New Delhi: India’s domestic steel consumption growth is likely to come down to 7-8 % in the next financial year against an estimated 12-13 % this fiscal due to moderate government spending during the election period, Icra said in a report on Thursday. Elevated input costs, import pressures, along with softer steel prices are expected to sequentially pull down the steel industry’s operating profit margins by 110-115 basis points in FY2025, the ratings agency said.
The domestic steel consumption could decelerate to 7-8 % in FY 2024-25 after three back-to-back years of double-digit growth, it said.
As per Icra, the demand in the ongoing 2023-24 fiscal is estimated to be in the range of 12-13 % while the growth of demand was 14.5 % in 2022-23 financial year, and 13.3 % in the preceding year.
Jayanta Roy, Senior Vice-President & Group Head, Corporate Sector Ratings, Icra said, “In the six-month period between June and November of 2023, as the government accelerated infrastructure spending ahead of the union elections, domestic steel demand grew at a brisk pace of around 16 % over the same period of last fiscal.”
However, the prints for December 2023 and January 2024 reveal a marked slowdown in consumption growth.

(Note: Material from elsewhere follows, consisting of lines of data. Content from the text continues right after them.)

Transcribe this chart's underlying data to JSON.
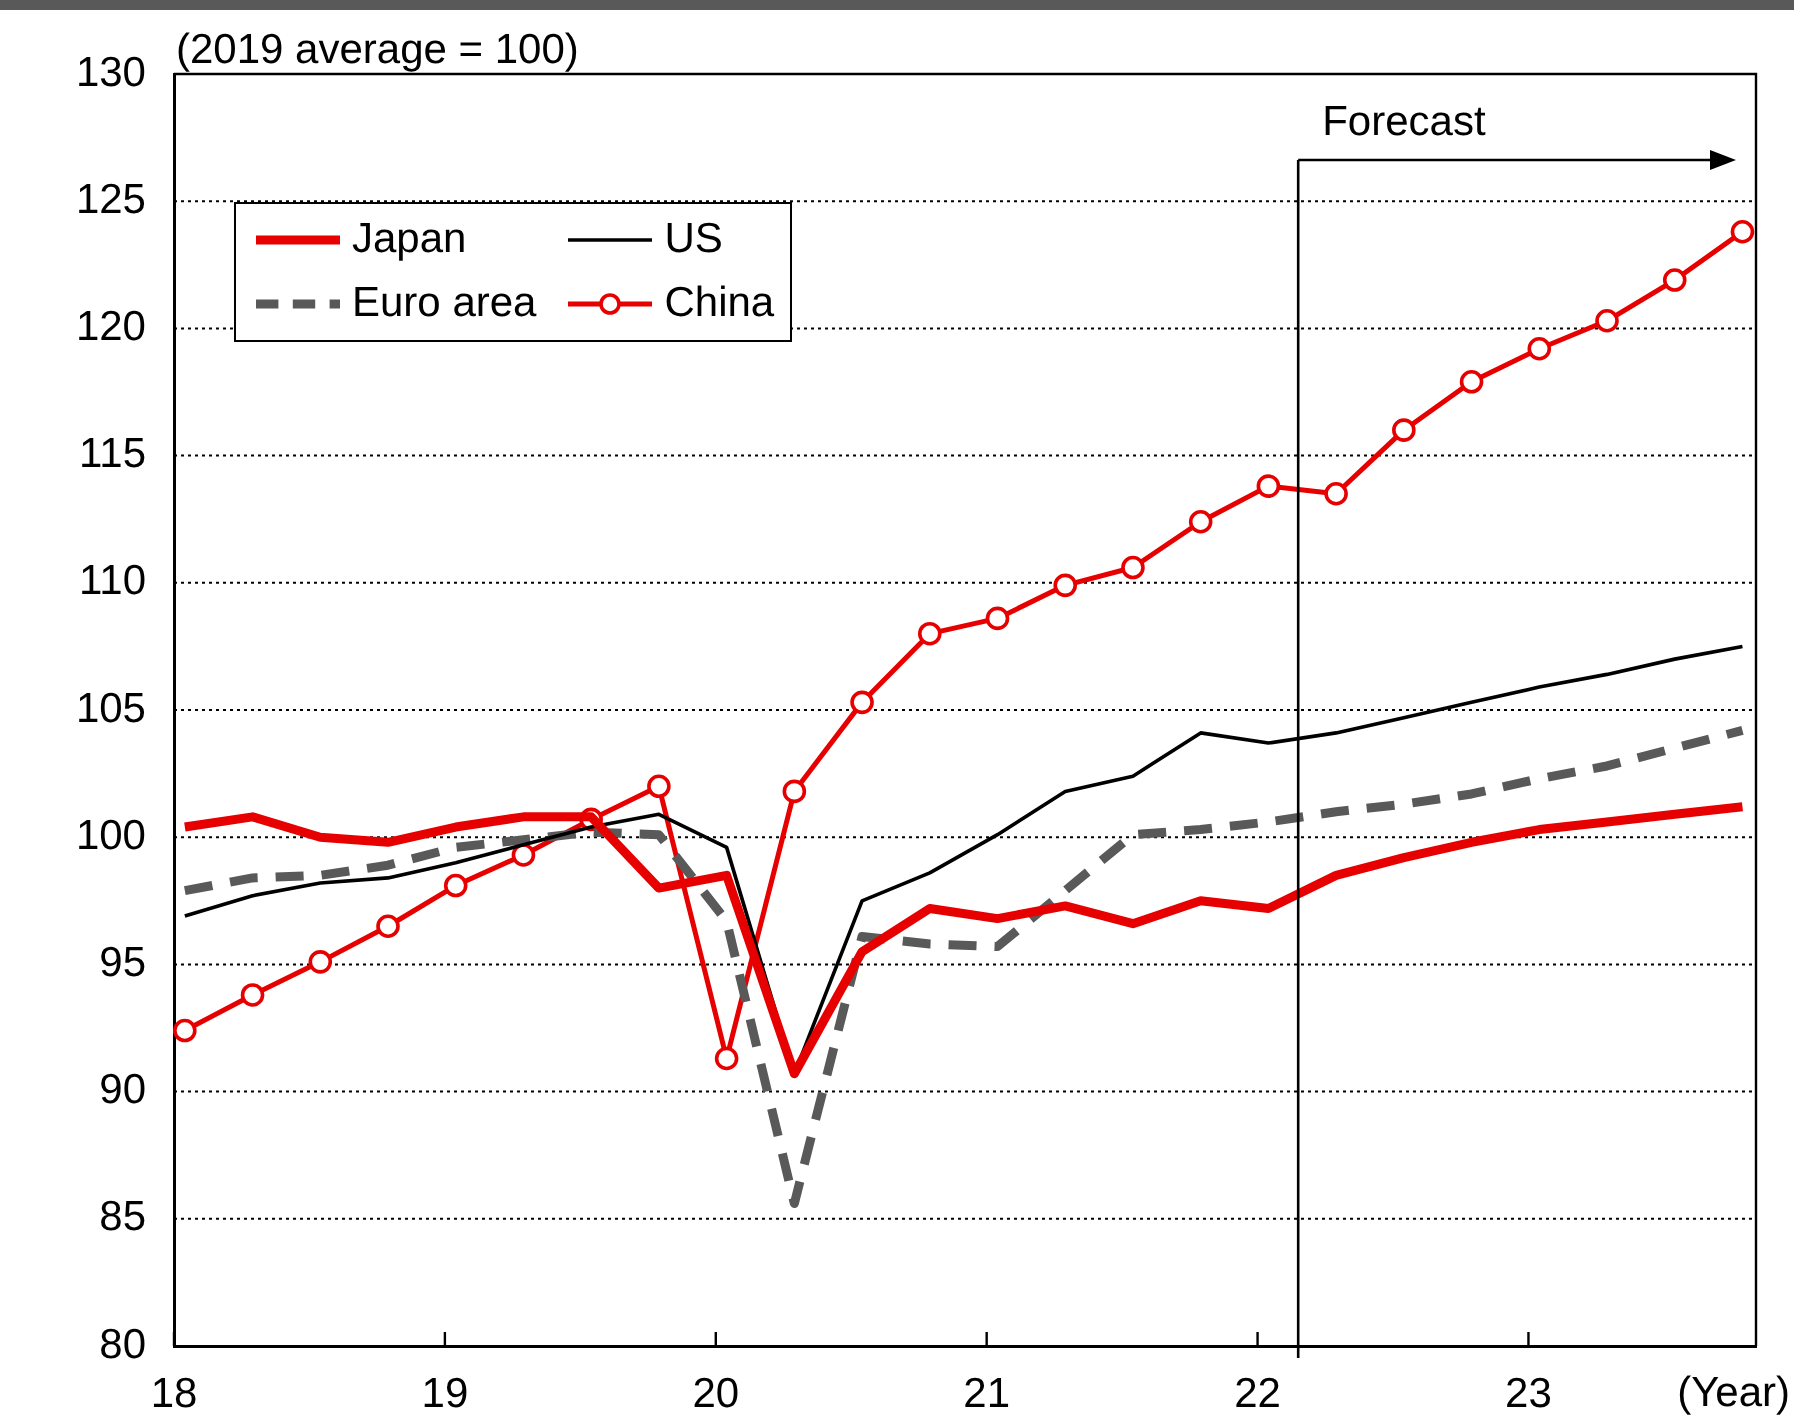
{
  "chart_data": {
    "type": "line",
    "ylabel": "(2019 average = 100)",
    "xlabel": "(Year)",
    "x": [
      18.04,
      18.29,
      18.54,
      18.79,
      19.04,
      19.29,
      19.54,
      19.79,
      20.04,
      20.29,
      20.54,
      20.79,
      21.04,
      21.29,
      21.54,
      21.79,
      22.04,
      22.29,
      22.54,
      22.79,
      23.04,
      23.29,
      23.54,
      23.79
    ],
    "series": [
      {
        "name": "Japan",
        "color": "#e60000",
        "line_style": "solid",
        "marker": "none",
        "values": [
          100.4,
          100.8,
          100.0,
          99.8,
          100.4,
          100.8,
          100.8,
          98.0,
          98.5,
          90.7,
          95.5,
          97.2,
          96.8,
          97.3,
          96.6,
          97.5,
          97.2,
          98.5,
          99.2,
          99.8,
          100.3,
          100.6,
          100.9,
          101.2
        ]
      },
      {
        "name": "US",
        "color": "#000000",
        "line_style": "solid",
        "marker": "none",
        "values": [
          96.9,
          97.7,
          98.2,
          98.4,
          99.0,
          99.7,
          100.4,
          100.9,
          99.6,
          90.7,
          97.5,
          98.6,
          100.1,
          101.8,
          102.4,
          104.1,
          103.7,
          104.1,
          104.7,
          105.3,
          105.9,
          106.4,
          107.0,
          107.5
        ]
      },
      {
        "name": "Euro area",
        "color": "#595959",
        "line_style": "dashed",
        "marker": "none",
        "values": [
          97.9,
          98.4,
          98.5,
          98.9,
          99.6,
          99.9,
          100.2,
          100.1,
          96.7,
          85.6,
          96.1,
          95.8,
          95.7,
          97.9,
          100.1,
          100.3,
          100.6,
          101.0,
          101.3,
          101.7,
          102.3,
          102.8,
          103.5,
          104.2
        ]
      },
      {
        "name": "China",
        "color": "#e60000",
        "line_style": "solid",
        "marker": "circle",
        "values": [
          92.4,
          93.8,
          95.1,
          96.5,
          98.1,
          99.3,
          100.7,
          102.0,
          91.3,
          101.8,
          105.3,
          108.0,
          108.6,
          109.9,
          110.6,
          112.4,
          113.8,
          113.5,
          116.0,
          117.9,
          119.2,
          120.3,
          121.9,
          123.8
        ]
      }
    ],
    "xlim": [
      18,
      23.84
    ],
    "xticks": [
      18,
      19,
      20,
      21,
      22,
      23
    ],
    "ylim": [
      80,
      130
    ],
    "yticks": [
      80,
      85,
      90,
      95,
      100,
      105,
      110,
      115,
      120,
      125,
      130
    ],
    "ref_lines": [
      {
        "axis": "x",
        "value": 22.15,
        "label": "Forecast"
      }
    ],
    "grid": "y",
    "legend": "top left"
  }
}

While these are early trends, these numbers nonetheless hint at demand remaining soft over the next two quarters as the government spending moderates around the election period, he said.
On the cost side, coking coal, which Indian mills largely import, remains the largest cost component for a primary steel producer, accounting for 40-45 % of the overall cost, followed by iron ore at 10-15 %, Icra said.